Die neue Vorschrift erhielt zunächst überwiegend nur im wissenschaftlichen Kommentardiskurs Beachtung. Oftmals wurde der rein „deklaratorische Charakter“ der Vorschrift betont, da sich die Rücksichtnahmepflicht des Versicherers bereits aus § 6 VVG in Verbindung mit Treu und Glauben ergeben würde. Gegensätzlich dazu wird allerdings auch argumentiert, dass aus §1a VVG Schadenersatzansprüche der Versicherungsnehmer im Fall eines Verstoßes gegen anerkannte Branchen-Kodizes begründet werden könnten. Da die Norm hinsichtlich ihres Wortlauts unbestimmt formuliert ist, ergäbe sich möglicherweise ein weiter Anwendungsbereich und damit ein erhebliches Risiko für Versicherer, etwaigen Ansprüchen ausgesetzt zu werden.

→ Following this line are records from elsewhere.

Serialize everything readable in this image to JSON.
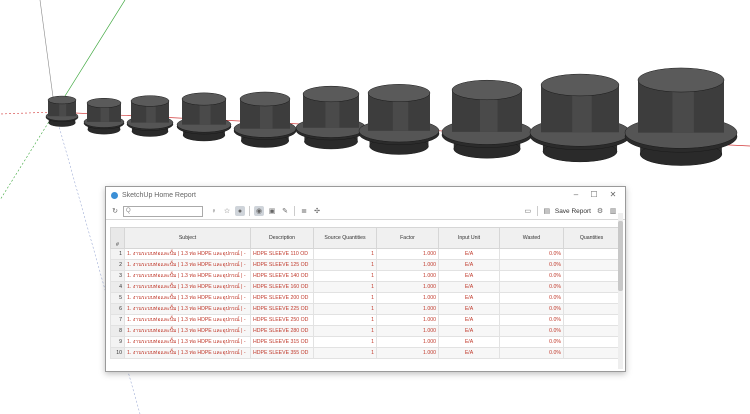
{
  "window": {
    "title": "SketchUp Home Report",
    "controls": {
      "minimize": "–",
      "maximize": "☐",
      "close": "✕"
    }
  },
  "toolbar": {
    "search_placeholder": "Q",
    "save_report": "Save Report",
    "icons": [
      "refresh-icon",
      "lightbulb-icon",
      "star-icon",
      "filter-icon",
      "eye-icon",
      "select-icon",
      "edit-icon",
      "database-icon",
      "crosshair-icon",
      "monitor-icon",
      "save-icon",
      "gear-icon",
      "book-icon"
    ]
  },
  "table": {
    "headers": {
      "index": "#",
      "subject": "Subject",
      "description": "Description",
      "source": "Source Quantities",
      "factor": "Factor",
      "unit": "Input Unit",
      "wasted": "Wasted",
      "quantities": "Quantities"
    },
    "rows": [
      {
        "n": "1",
        "subject": "1. งานระบบท่อและปั้ม | 1.3 ท่อ HDPE และอุปกรณ์ | -",
        "description": "HDPE SLEEVE 110 OD",
        "source": "1",
        "factor": "1.000",
        "unit": "E/A",
        "wasted": "0.0%",
        "qty": ""
      },
      {
        "n": "2",
        "subject": "1. งานระบบท่อและปั้ม | 1.3 ท่อ HDPE และอุปกรณ์ | -",
        "description": "HDPE SLEEVE 125 OD",
        "source": "1",
        "factor": "1.000",
        "unit": "E/A",
        "wasted": "0.0%",
        "qty": ""
      },
      {
        "n": "3",
        "subject": "1. งานระบบท่อและปั้ม | 1.3 ท่อ HDPE และอุปกรณ์ | -",
        "description": "HDPE SLEEVE 140 OD",
        "source": "1",
        "factor": "1.000",
        "unit": "E/A",
        "wasted": "0.0%",
        "qty": ""
      },
      {
        "n": "4",
        "subject": "1. งานระบบท่อและปั้ม | 1.3 ท่อ HDPE และอุปกรณ์ | -",
        "description": "HDPE SLEEVE 160 OD",
        "source": "1",
        "factor": "1.000",
        "unit": "E/A",
        "wasted": "0.0%",
        "qty": ""
      },
      {
        "n": "5",
        "subject": "1. งานระบบท่อและปั้ม | 1.3 ท่อ HDPE และอุปกรณ์ | -",
        "description": "HDPE SLEEVE 200 OD",
        "source": "1",
        "factor": "1.000",
        "unit": "E/A",
        "wasted": "0.0%",
        "qty": ""
      },
      {
        "n": "6",
        "subject": "1. งานระบบท่อและปั้ม | 1.3 ท่อ HDPE และอุปกรณ์ | -",
        "description": "HDPE SLEEVE 225 OD",
        "source": "1",
        "factor": "1.000",
        "unit": "E/A",
        "wasted": "0.0%",
        "qty": ""
      },
      {
        "n": "7",
        "subject": "1. งานระบบท่อและปั้ม | 1.3 ท่อ HDPE และอุปกรณ์ | -",
        "description": "HDPE SLEEVE 250 OD",
        "source": "1",
        "factor": "1.000",
        "unit": "E/A",
        "wasted": "0.0%",
        "qty": ""
      },
      {
        "n": "8",
        "subject": "1. งานระบบท่อและปั้ม | 1.3 ท่อ HDPE และอุปกรณ์ | -",
        "description": "HDPE SLEEVE 280 OD",
        "source": "1",
        "factor": "1.000",
        "unit": "E/A",
        "wasted": "0.0%",
        "qty": ""
      },
      {
        "n": "9",
        "subject": "1. งานระบบท่อและปั้ม | 1.3 ท่อ HDPE และอุปกรณ์ | -",
        "description": "HDPE SLEEVE 315 OD",
        "source": "1",
        "factor": "1.000",
        "unit": "E/A",
        "wasted": "0.0%",
        "qty": ""
      },
      {
        "n": "10",
        "subject": "1. งานระบบท่อและปั้ม | 1.3 ท่อ HDPE และอุปกรณ์ | -",
        "description": "HDPE SLEEVE 355 OD",
        "source": "1",
        "factor": "1.000",
        "unit": "E/A",
        "wasted": "0.0%",
        "qty": ""
      }
    ]
  },
  "colors": {
    "cell_text": "#c0392b",
    "sleeve_body": "#3d3d3d",
    "sleeve_edge": "#1a1a1a",
    "axis_green": "#3aa63a",
    "axis_red": "#d23a3a",
    "axis_blue": "#3a5ad2"
  }
}
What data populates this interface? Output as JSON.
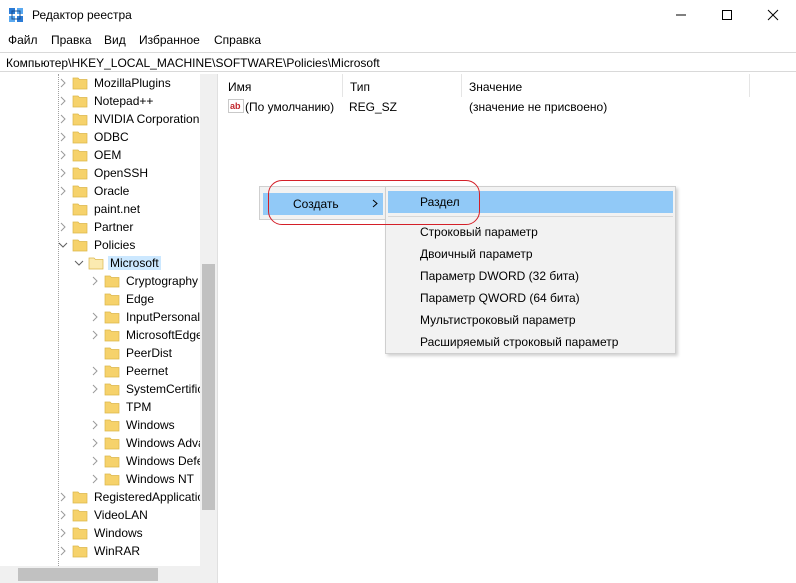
{
  "window": {
    "title": "Редактор реестра"
  },
  "menu": [
    "Файл",
    "Правка",
    "Вид",
    "Избранное",
    "Справка"
  ],
  "address": "Компьютер\\HKEY_LOCAL_MACHINE\\SOFTWARE\\Policies\\Microsoft",
  "tree": {
    "items": [
      "MozillaPlugins",
      "Notepad++",
      "NVIDIA Corporation",
      "ODBC",
      "OEM",
      "OpenSSH",
      "Oracle",
      "paint.net",
      "Partner",
      "Policies",
      "Microsoft",
      "Cryptography",
      "Edge",
      "InputPersonali",
      "MicrosoftEdge",
      "PeerDist",
      "Peernet",
      "SystemCertific",
      "TPM",
      "Windows",
      "Windows Adva",
      "Windows Defe",
      "Windows NT",
      "RegisteredApplicatio",
      "VideoLAN",
      "Windows",
      "WinRAR"
    ]
  },
  "list": {
    "columns": [
      "Имя",
      "Тип",
      "Значение"
    ],
    "rows": [
      {
        "name": "(По умолчанию)",
        "type": "REG_SZ",
        "value": "(значение не присвоено)"
      }
    ]
  },
  "context_menu": {
    "create_label": "Создать"
  },
  "submenu": {
    "items": [
      "Раздел",
      "Строковый параметр",
      "Двоичный параметр",
      "Параметр DWORD (32 бита)",
      "Параметр QWORD (64 бита)",
      "Мультистроковый параметр",
      "Расширяемый строковый параметр"
    ]
  },
  "colors": {
    "highlight": "#91c9f7",
    "annotation": "#d41f28",
    "folder": "#f6d26b"
  }
}
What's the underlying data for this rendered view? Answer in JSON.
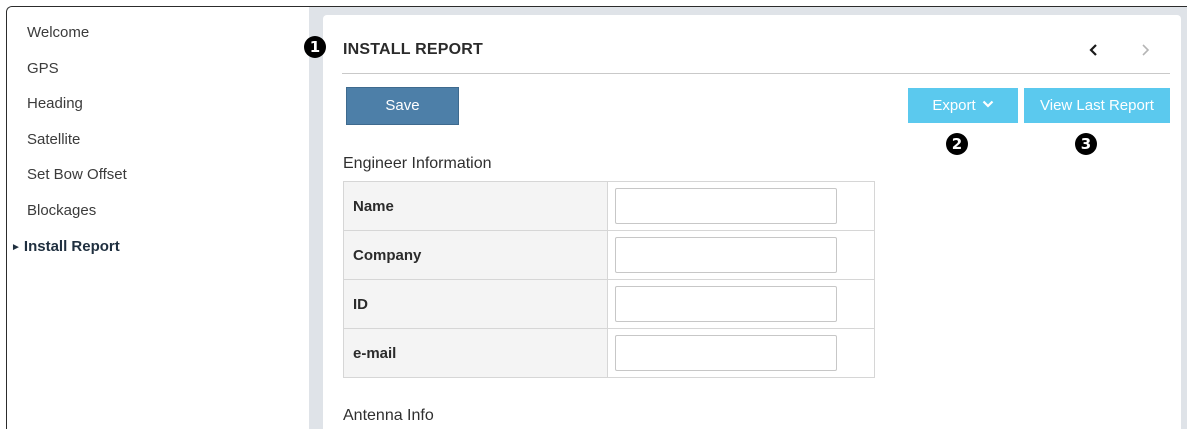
{
  "sidebar": {
    "items": [
      {
        "label": "Welcome"
      },
      {
        "label": "GPS"
      },
      {
        "label": "Heading"
      },
      {
        "label": "Satellite"
      },
      {
        "label": "Set Bow Offset"
      },
      {
        "label": "Blockages"
      },
      {
        "label": "Install Report",
        "active": true
      }
    ]
  },
  "markers": [
    "1",
    "2",
    "3"
  ],
  "header": {
    "title": "INSTALL REPORT",
    "prev_icon": "chevron-left-icon",
    "next_icon": "chevron-right-icon"
  },
  "toolbar": {
    "save_label": "Save",
    "export_label": "Export",
    "export_icon": "chevron-down-icon",
    "view_last_label": "View Last Report"
  },
  "engineer": {
    "section_title": "Engineer Information",
    "fields": [
      {
        "label": "Name",
        "value": ""
      },
      {
        "label": "Company",
        "value": ""
      },
      {
        "label": "ID",
        "value": ""
      },
      {
        "label": "e-mail",
        "value": ""
      }
    ]
  },
  "antenna": {
    "section_title": "Antenna Info"
  },
  "colors": {
    "accent_button": "#5bc9ee",
    "save_button": "#4d7fa8",
    "frame_background": "#dfe3e8"
  }
}
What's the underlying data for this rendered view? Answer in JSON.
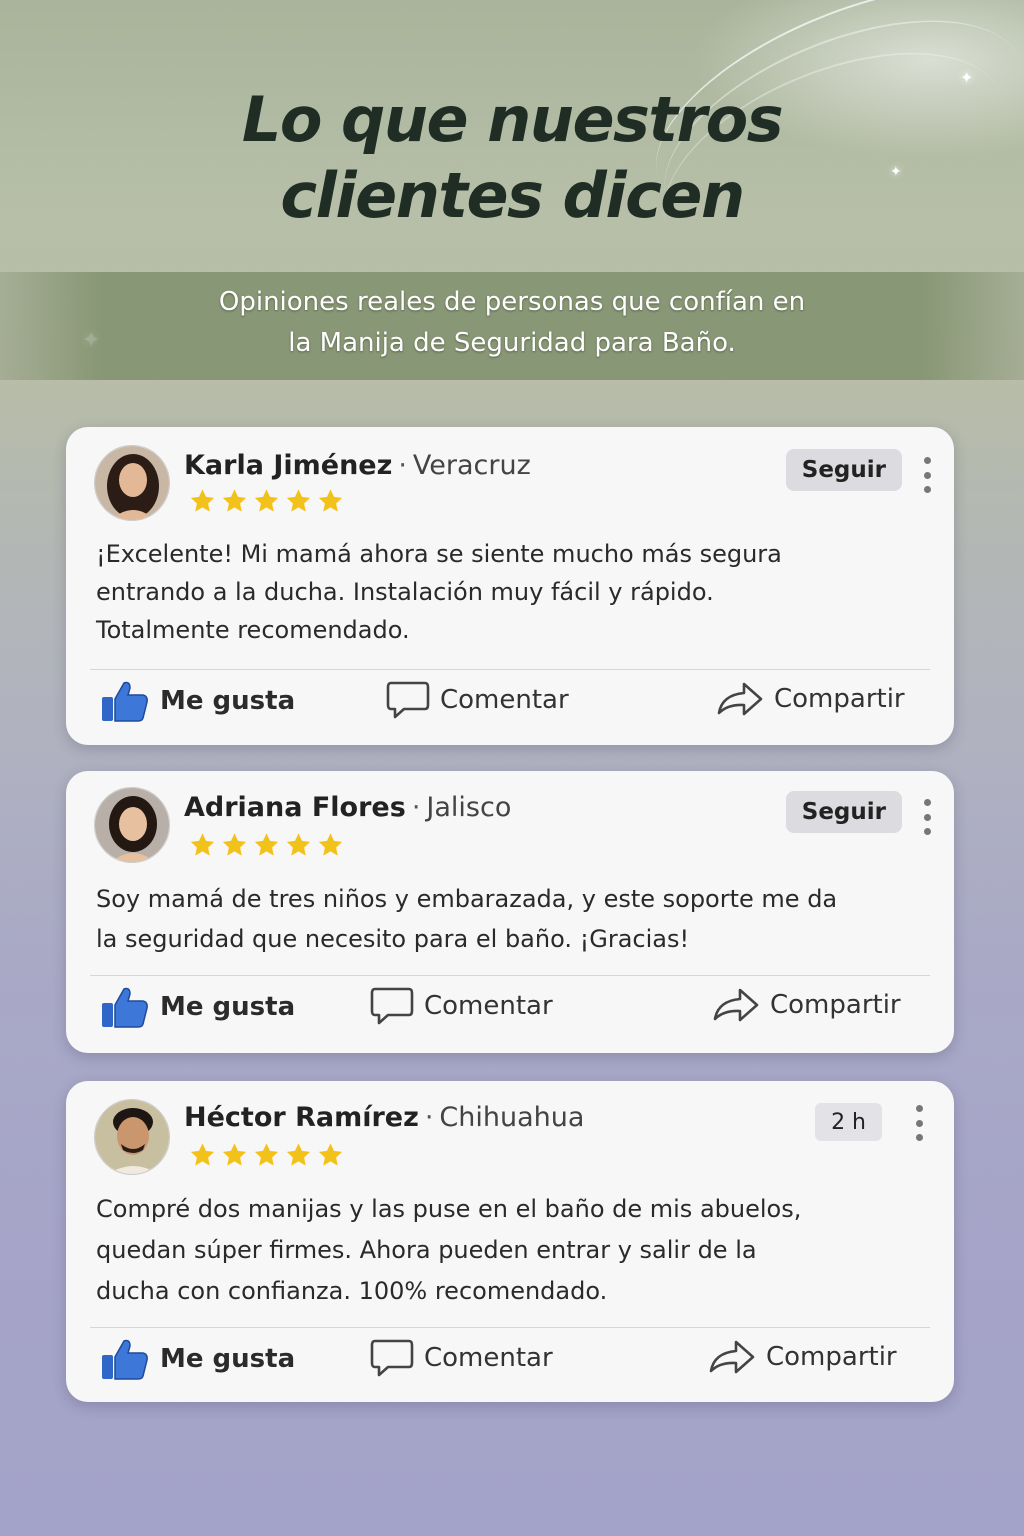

Im Zusammenhang mit Entscheidungen zur Betriebsschließungsversicherung aufgrund des ersten Corona-Lockdowns wurden Gerichte mitunter auch mit § 1a VVG konfrontiert und dazu gebracht, erste Ansätze zur Auslegung der neuen Vorschrift zu entwickeln. So wurde von Seiten der Versicherungsnehmer argumentiert, es würde dem „bestmöglichen Interesse“ eines Versicherungsnehmers widersprechen, wenn hinsichtlich der Deckung der Betriebsschließungsversicherung in Bezug auf Corona – je nach Ausgestaltung der jeweiligen Vertragsbedingungen – keine sofortige Anpassung der Versicherungsbedingungen vorgenommen wird, um auch einen Betriebsausfall aufgrund des Sars-Cov-2-Virus durch die Betriebsschließungsversicherung abzudecken. Eine Beschränkung auf die häufig als Vertragsklausel vereinbarte feste Aufzählung von Krankheiten und Krankheitserregern sei – so die Argumentation einiger Versicherungsnehmer – mit Blick auf § 1a VVG nach § 307 Abs. 1 BGB unwirksam.

Urteil des OLG Stuttgart

Das OLG Stuttgart (Urteil vom 18.02.2021, 7 U 335/20) lehnte eine solche Auslegung des § 1a VVG jedoch eindeutig ab: Aus der Pflicht im „bestmöglichen Interesse“ des Versicherungsnehmers zu handeln, ergebe sich keine Pflicht zur Anpassung eigener Produkte oder zu deren Neugestaltung. Denn ein Versicherungsvertrag muss nicht derart ausgestaltet sein, dass er sich dynamisch an etwaige Änderungen von tatsächlichen und rechtlichen Gegebenheiten anpassen müsste.

Urteil des OLG Köln

Auch nach Ansicht des OLG Köln (Urteil vom 07.09.2021, 9 U 14/21) unterliegt die Bestimmung des Umfangs des jeweiligen Versicherungsschutzes der unternehmerischen Freiheit des Versicherers. Infolge des bereits umfangreichen Katalogs der bekannten meldepflichtigen Krankheiten, welcher oftmals Bestandteil der Versicherungsbedingungen geworden ist, besteht bereits ein weiter Anwendungsbereich. Dagegen würde es – so das OLG Köln – der „Natur der Betriebsschließungsversicherung“ gerade widersprechen, wenn ein Schutz vor allen in Betracht kommenden auch bisher völlig unbekannten Krankheiten und Krankheitserregern gewährt werden müsste. Vielmehr dient es auch dem Schutz der Versicherungsgemeinschaft vor einer ausufernden Prämienbelastung, anhand des versicherten Risikos die Prämienhöhe abschätzen zu können. Letztendlich kann § 1a VVG auch nach dem OLG Köln nicht dahingehend ausgelegt werden, um eine Pflicht zur dynamischen Anpassung eigener Produkte oder zu deren Neugestaltung entstehen zu lassen.

Kommentar

Die Rechtsprechung hat der Literaturansicht, welche unter bestimmten Umständen einen Schadensersatzanspruch des Versicherungsnehmers aus § 1a VVG sehen möchte, zunächst eine klare Absage erteilt. Allerdings wird abzuwarten sein, ob im Zusammenhang mit zukünftigen Entscheidungen zur Betriebsschließungsversicherung auch eine Einschätzung des BGH zu § 1a VVG erfolgen wird und ob gegebenenfalls in anderen Fallkonstellationen erneut versucht wird, auf § 1a VVG zurückzugreifen. Die Auslegung des Wortlauts von § 1a VVG stellt für Versicherer damit eine zu verfolgende Thematik dar.